Of course, this still fails because of the extra debugging output, but yaaaay!
This Capybara mini-server is great, hooray to open source!
The code is at this commit now: https://github.com/MGPalmer/crowdfunder_scraper/commit/aff8e7abddb4981fc73ea700821dd2e736213337
At this point, we have a good setup, it seems. We can now completely mock out the “real” webserver and replace it in our tests with one that we can control from within the tests (even though we currently only return ‘Hello Sailor’). And since our little command-line tool only produces output via stdout (i.e. it has no side-effects like database entries added or file written), we can completely black-box-test it.
Before we wrap this post up, let’s get this one assertion green.
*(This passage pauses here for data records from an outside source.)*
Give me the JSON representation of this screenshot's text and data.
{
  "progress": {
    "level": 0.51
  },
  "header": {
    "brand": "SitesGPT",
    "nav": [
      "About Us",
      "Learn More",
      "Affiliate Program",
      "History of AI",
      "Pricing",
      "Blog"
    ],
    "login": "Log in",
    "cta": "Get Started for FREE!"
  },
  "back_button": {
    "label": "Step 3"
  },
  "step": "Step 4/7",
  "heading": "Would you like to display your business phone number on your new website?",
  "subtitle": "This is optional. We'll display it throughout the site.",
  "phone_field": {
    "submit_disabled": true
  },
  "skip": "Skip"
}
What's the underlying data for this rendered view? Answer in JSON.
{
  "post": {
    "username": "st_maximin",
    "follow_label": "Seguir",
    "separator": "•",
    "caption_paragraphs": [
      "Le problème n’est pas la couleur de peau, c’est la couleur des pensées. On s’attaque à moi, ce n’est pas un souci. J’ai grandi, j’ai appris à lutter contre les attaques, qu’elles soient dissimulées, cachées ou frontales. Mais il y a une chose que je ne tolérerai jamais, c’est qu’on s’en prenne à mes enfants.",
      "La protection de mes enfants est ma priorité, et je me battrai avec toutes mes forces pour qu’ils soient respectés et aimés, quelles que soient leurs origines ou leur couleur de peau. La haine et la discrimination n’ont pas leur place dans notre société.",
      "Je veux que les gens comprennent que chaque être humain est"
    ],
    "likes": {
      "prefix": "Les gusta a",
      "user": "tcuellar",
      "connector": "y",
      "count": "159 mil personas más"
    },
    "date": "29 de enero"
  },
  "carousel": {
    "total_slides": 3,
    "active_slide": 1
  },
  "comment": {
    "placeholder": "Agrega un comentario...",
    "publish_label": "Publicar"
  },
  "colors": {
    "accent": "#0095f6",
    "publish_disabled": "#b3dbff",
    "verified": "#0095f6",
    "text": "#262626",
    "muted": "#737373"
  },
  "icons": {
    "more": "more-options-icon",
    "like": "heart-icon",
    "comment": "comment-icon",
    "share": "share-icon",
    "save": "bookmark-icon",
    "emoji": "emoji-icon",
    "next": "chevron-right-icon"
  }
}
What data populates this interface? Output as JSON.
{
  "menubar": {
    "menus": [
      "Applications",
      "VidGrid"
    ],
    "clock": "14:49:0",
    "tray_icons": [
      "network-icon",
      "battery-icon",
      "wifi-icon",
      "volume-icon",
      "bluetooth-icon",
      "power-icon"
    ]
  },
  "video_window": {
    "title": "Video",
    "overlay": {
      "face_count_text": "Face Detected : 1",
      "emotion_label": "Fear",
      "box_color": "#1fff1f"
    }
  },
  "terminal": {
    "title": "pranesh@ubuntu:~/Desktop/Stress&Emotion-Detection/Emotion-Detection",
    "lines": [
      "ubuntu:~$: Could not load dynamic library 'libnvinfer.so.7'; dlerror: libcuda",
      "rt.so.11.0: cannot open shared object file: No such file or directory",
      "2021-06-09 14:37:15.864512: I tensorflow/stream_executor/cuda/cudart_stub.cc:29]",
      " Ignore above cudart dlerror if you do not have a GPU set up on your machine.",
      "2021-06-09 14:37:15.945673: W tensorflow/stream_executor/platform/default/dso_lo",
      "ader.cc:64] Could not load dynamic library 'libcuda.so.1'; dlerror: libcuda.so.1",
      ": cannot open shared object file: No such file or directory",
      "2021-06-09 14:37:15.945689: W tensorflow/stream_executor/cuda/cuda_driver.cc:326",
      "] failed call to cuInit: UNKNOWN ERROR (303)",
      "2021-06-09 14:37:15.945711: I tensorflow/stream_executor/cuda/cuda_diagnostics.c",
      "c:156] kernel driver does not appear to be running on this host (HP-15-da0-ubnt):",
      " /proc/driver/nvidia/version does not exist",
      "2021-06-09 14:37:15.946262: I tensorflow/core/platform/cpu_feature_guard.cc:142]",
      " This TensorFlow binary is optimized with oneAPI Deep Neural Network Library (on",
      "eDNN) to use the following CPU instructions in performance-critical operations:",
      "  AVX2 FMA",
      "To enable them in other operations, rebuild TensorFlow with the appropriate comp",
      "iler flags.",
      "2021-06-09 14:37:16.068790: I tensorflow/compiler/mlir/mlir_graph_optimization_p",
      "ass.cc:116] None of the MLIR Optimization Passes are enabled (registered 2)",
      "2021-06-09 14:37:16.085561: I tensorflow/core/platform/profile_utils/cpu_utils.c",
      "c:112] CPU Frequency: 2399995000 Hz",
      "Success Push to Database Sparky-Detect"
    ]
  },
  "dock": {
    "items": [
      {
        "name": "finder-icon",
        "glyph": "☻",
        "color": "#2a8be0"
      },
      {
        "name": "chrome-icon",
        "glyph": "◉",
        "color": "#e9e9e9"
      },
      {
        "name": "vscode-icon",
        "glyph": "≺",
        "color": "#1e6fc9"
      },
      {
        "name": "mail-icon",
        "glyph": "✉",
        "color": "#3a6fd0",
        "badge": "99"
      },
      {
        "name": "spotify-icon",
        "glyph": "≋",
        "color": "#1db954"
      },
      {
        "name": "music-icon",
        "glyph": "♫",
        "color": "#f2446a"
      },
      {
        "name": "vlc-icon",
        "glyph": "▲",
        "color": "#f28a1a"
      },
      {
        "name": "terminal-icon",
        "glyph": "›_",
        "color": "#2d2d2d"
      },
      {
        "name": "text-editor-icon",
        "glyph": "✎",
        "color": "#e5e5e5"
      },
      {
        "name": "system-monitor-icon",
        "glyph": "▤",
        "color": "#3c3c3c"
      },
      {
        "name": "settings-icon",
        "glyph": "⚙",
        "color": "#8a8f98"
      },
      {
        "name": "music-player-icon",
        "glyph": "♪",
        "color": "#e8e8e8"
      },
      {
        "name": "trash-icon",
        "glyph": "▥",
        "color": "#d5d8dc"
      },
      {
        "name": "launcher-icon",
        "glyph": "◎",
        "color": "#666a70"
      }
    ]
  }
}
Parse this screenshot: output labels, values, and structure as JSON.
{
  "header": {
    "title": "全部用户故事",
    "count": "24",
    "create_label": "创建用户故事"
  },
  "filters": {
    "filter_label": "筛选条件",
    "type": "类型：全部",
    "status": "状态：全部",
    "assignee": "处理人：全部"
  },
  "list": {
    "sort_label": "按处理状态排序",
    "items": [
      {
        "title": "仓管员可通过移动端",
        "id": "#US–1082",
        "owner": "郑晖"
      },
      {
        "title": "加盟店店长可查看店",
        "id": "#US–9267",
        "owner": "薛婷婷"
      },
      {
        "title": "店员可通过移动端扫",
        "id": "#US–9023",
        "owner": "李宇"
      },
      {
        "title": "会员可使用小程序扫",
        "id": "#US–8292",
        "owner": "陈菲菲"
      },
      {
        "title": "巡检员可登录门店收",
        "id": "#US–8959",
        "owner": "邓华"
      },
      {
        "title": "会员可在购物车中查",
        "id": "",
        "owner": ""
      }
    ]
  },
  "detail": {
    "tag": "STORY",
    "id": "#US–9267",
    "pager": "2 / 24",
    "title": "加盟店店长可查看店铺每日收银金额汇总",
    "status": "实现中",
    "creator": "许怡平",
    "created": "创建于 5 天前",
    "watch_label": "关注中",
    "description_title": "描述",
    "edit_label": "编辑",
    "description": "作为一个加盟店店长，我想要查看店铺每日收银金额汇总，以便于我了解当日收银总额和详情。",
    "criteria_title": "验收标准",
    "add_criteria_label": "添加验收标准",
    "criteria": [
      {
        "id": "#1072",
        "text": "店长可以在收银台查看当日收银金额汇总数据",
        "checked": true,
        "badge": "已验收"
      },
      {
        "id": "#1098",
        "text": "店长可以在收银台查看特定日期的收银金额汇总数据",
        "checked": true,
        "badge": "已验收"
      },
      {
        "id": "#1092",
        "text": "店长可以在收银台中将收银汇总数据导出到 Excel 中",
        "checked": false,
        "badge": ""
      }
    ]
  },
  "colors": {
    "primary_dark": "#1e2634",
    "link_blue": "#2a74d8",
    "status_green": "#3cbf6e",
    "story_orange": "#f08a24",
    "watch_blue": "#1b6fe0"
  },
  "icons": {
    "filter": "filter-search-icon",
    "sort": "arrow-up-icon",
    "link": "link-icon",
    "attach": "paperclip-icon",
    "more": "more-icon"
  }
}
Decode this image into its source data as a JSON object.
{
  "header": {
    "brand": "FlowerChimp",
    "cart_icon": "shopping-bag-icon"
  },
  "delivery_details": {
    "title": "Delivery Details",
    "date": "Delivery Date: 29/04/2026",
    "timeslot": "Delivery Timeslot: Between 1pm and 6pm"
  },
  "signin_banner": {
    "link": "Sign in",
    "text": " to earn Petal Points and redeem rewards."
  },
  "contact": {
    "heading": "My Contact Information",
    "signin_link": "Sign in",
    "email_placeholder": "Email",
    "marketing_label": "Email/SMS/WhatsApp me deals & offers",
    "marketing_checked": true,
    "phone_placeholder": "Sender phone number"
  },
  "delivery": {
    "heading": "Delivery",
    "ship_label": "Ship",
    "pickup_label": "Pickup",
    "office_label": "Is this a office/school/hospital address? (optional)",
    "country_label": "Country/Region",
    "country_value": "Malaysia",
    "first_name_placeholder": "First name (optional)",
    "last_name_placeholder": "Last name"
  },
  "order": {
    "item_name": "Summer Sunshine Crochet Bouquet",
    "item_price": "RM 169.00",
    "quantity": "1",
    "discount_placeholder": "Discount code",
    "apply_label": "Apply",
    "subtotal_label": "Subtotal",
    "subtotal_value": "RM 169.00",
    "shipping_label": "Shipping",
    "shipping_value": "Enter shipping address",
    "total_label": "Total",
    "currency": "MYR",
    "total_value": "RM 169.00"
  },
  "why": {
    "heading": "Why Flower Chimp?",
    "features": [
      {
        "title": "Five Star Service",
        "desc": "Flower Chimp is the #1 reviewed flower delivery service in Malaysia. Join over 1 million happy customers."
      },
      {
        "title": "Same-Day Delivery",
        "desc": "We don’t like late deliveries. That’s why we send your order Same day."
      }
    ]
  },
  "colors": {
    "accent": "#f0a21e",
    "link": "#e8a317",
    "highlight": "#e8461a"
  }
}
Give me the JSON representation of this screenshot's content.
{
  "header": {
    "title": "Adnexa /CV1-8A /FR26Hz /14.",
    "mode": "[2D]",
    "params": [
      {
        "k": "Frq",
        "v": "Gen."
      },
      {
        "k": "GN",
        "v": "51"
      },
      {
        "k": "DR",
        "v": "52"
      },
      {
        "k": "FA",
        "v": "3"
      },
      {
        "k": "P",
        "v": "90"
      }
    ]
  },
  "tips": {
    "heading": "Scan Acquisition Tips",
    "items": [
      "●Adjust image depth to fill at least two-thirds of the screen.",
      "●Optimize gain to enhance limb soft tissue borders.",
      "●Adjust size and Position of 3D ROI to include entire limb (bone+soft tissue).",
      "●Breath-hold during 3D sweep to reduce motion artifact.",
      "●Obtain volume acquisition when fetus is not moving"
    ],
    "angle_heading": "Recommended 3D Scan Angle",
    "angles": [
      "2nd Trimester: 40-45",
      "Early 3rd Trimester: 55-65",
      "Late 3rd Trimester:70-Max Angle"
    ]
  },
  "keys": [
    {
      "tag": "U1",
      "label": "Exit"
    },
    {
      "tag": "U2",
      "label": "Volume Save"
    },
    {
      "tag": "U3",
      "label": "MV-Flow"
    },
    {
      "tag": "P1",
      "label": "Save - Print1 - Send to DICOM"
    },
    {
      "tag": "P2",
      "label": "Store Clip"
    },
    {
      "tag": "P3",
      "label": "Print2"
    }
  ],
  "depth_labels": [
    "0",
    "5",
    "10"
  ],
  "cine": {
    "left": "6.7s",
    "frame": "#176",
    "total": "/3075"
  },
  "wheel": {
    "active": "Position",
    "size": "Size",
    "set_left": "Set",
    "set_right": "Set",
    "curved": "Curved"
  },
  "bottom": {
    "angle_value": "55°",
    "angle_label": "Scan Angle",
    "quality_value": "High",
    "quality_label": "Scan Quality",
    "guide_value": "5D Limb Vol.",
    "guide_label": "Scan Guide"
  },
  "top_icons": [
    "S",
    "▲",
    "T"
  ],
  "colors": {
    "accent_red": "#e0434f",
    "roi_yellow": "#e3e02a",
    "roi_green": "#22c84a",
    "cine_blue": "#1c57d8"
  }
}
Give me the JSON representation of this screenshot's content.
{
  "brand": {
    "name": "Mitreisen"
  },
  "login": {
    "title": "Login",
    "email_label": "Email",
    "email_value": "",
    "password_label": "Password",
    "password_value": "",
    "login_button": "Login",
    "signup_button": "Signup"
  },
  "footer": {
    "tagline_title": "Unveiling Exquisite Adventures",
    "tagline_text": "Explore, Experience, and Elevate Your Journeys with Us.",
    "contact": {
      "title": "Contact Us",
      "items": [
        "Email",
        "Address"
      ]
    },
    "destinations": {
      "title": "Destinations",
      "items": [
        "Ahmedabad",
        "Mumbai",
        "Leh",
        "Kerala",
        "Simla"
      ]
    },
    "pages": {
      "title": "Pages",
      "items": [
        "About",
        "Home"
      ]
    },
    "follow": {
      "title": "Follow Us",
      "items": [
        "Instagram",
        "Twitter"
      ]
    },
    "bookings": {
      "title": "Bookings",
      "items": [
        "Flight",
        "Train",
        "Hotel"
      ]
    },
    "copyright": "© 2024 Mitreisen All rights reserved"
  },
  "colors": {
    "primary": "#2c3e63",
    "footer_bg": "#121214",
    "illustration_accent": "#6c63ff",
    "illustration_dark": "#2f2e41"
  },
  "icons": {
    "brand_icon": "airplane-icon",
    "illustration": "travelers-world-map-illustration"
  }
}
The code actually works, but the script produces debugging output which is 1) pretty ugly 2) not useful normally, only for the developer and only if something goes wrong. Classic case of making this optional (but still keeping it as part of the code – I don’t want to go back and add and remove debugging output every time I encounter an issue). In a web framework, we’d use a “debug” log level and the usually provided logging facilities, but here the usual thing is to add a flag to the script. AFAIK, the convention is to call it -v
(and in long-form --verbose
). And again, this seems like something that should have been solved a lot of times before, so some googling for “option parser command line” later, we find this:
https://www.ruby-toolbox.com/categories/CLI_Option_Parsers
It seems like this is a popular field in which to create libraries, there are a lot! We’ll just go with the built-in ‘OptionParser’ from the standard library, especially since the first example is our verbose flag.
Oh, and while we’re at it, we should also make it print out a good usage example:
options = {}
OptionParser.new do |opts|
opts.banner = "Usage: ./scrape_crowdfunder [options] http://example.com/projects"
opts.on("-v", "--[no-]verbose", "Run verbosely") do |v|
options[:verbose] = v
end
end.order!
…and this is how it looks like:
crowdfunder_scraper/ruby $ ./scrape_crowdfunder --help
Usage: ./scrape_crowdfunder http://example.com/projects
-v, --[no-]verbose Run verbosely
Within the actual script, we now just use something like this:
verbose = options[:verbose]
pp(page_urls) if verbose
and now one of the tests is passing \o/
Whew, this turned out to be another long post!